There is only one photograph of Cabezoncito, a Peruvian street dog before he was rescued.
In it, the street dog is strapped to a wheeled contraption at a metro station in Lima, Peru. The straps are tight around the dog’s body; and it looks like he wouldn’t be able to move. So he just lies there with his head hanging down.
While little is known about how Cabezoncito ended up at this metro station, Sara Moran; founder of Milagros Perrunos, a small shelter that cares for disabled dogs in Peru; believes that his owner tied up him up and left him there after Cabezoncito injured his back legs.
“Cabezoncito apparently suffered an accident where he was disabled without being able to walk,” Moran told The Dodo.
When a group of young people found street dog Cabezoncito there four years ago, they unstrapped him from the contraption and fed him.
They thought the dog would be okay after that, but when they returned to the spot two weeks later, they found Cabezoncito tied up in the same spot.
Droves of people walked past, and no one seemed to care. And street dog was very sick by this point, according to Moran.
This time, the young people refused to leave Cabezoncito there; so they took him and delivered him to Moran’s house, where she cares for street dogs; keeping the severely injured or paralyzed ones in baby cribs.

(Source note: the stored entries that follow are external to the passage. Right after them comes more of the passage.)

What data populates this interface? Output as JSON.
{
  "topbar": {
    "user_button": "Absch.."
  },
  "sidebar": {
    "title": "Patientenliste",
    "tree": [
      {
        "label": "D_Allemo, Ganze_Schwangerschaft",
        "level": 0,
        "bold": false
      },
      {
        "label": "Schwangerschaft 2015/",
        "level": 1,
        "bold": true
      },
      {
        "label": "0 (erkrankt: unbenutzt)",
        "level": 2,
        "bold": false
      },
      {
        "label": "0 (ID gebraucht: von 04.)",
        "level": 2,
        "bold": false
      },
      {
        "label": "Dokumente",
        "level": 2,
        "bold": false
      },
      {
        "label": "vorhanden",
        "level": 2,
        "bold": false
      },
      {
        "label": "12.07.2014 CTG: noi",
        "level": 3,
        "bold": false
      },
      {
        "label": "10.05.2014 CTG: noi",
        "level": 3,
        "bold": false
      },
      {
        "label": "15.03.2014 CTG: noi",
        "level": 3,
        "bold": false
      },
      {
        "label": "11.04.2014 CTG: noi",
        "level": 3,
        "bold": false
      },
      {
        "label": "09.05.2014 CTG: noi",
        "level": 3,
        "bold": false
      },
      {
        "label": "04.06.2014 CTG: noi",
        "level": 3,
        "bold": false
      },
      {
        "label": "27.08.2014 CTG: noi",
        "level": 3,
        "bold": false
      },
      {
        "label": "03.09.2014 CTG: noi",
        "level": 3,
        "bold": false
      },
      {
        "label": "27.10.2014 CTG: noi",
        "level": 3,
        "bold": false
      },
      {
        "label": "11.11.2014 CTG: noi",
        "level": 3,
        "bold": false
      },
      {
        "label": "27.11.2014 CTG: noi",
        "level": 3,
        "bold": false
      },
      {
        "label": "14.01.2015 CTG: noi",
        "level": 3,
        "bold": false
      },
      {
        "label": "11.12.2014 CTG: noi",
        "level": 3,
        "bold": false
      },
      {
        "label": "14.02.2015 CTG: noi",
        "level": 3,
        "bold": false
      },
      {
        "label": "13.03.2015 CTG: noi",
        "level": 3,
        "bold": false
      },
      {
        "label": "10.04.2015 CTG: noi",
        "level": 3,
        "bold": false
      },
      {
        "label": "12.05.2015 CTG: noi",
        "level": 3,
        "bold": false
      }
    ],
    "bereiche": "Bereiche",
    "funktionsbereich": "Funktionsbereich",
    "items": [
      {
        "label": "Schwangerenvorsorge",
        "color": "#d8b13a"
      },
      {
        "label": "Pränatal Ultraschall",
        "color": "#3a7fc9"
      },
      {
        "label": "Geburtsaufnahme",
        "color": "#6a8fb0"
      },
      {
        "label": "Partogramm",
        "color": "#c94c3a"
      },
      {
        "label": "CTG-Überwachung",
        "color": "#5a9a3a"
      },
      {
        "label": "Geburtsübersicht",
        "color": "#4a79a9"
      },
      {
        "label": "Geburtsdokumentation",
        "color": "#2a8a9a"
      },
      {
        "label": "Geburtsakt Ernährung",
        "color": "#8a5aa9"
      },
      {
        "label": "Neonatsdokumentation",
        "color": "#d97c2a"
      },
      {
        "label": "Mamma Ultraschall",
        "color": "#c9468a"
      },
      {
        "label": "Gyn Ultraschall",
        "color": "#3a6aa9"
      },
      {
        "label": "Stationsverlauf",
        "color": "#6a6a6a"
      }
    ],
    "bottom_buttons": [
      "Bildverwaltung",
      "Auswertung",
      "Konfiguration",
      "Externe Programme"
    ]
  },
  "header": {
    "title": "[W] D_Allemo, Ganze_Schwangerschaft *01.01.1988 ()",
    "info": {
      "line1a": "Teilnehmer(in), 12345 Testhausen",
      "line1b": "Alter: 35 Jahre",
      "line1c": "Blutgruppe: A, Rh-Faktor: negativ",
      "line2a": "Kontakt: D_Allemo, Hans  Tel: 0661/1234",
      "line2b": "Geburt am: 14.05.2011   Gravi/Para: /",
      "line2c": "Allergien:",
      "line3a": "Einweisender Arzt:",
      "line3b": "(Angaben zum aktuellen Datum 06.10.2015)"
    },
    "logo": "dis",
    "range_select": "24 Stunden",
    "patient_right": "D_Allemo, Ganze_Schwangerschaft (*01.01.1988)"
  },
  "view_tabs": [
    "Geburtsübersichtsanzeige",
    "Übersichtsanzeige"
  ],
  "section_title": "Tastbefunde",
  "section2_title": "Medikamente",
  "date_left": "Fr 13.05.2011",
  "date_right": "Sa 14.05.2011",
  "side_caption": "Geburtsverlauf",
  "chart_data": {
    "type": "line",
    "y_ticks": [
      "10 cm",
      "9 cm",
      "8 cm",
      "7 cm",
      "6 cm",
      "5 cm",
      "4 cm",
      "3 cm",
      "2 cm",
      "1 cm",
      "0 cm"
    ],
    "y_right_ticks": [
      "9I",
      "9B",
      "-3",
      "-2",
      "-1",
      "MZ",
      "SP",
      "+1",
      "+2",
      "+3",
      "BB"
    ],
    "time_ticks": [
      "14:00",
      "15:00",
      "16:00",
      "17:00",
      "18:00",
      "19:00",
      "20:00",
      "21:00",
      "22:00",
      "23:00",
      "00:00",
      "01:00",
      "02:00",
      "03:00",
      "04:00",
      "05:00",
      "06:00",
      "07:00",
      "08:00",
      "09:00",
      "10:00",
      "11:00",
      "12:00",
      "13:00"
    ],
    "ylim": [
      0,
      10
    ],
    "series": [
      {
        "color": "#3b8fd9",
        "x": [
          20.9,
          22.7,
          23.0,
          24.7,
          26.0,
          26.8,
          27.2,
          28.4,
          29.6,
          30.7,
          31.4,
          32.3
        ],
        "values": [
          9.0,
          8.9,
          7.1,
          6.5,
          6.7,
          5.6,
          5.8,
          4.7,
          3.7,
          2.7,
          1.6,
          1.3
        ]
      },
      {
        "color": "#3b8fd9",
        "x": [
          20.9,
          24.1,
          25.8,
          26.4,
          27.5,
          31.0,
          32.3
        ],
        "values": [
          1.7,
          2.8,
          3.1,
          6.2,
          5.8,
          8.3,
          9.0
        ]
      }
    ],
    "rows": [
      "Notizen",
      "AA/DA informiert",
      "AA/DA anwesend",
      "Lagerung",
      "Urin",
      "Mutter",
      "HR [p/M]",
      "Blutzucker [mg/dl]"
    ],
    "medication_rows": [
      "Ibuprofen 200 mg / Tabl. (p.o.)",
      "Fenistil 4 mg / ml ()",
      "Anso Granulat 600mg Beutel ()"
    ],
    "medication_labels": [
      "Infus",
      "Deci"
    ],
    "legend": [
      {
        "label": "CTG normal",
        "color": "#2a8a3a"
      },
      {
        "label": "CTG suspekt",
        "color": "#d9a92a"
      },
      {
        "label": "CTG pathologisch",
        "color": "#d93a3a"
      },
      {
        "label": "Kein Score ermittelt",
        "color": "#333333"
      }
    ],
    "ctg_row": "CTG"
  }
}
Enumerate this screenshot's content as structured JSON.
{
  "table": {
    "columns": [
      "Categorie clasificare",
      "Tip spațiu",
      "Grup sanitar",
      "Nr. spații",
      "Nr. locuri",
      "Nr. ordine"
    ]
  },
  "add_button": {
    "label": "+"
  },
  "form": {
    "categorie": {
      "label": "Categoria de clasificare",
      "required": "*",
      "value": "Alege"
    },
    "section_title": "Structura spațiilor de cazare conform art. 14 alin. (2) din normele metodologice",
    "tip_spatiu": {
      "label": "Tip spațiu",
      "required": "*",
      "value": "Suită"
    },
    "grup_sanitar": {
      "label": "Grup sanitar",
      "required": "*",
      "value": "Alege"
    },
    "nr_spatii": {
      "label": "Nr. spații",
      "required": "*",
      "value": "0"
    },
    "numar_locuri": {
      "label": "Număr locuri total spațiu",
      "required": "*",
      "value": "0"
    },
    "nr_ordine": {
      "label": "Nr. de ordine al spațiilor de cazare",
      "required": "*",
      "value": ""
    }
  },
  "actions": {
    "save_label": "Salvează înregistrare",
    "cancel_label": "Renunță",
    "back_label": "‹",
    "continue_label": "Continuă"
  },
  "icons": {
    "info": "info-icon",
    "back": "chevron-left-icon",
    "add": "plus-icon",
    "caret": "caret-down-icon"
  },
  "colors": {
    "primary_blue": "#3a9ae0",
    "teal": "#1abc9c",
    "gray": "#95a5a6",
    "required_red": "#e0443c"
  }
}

Moran immediately took Cabezoncito to the vet, but she didn’t get good news.
“He had renal insufficiency and his spine was badly injured,” Moran said. “He also had many wounds and scabs, and he couldn’t even walk because he was tied to a table; and he’d urinated and pooped in the same place, which caused his genitals to split.”
The vet wasn’t sure if Cabezoncito would make it — and he would be paralyzed for life if he did survive.
Many people would have chosen to euthanize a dog like Cabezoncito. According to Moran, especially in Peru, where injured and abandoned street dogs, as well as cats and other animals, are a common issue.
But Moran refused to give up on him. She paid for an expensive operation for Cabezoncito, as well as kidney treatments; despite having very little money with which to operate her shelter.
Once Cabezoncito recuperated from surgery, Moran got him a special wheelchair that would allow him to run around like a normal dog.
He still has to wear diapers, and he eats a special medicated diet that helps his ongoing kidney issues, but he can finally run around freely.
While Cabezoncito may not ever be able to walk without his wheelchair, he’s living a full life, Moran said.
At the shelter, Cabezoncito has about 60 dog brothers and sisters; many of whom were rescued from the streets of Peru and have similar disabilities.
Cabezoncito loves to run on the beach and around Moran’s property now, and he’s even participated in a marathon, according to Moran.
“Cabezoncito is a great warrior,” Moran said. “In spite of everything he suffered, he is very loving and sociable with people. Cabezoncito gives us a great lesson of love and courage for life.”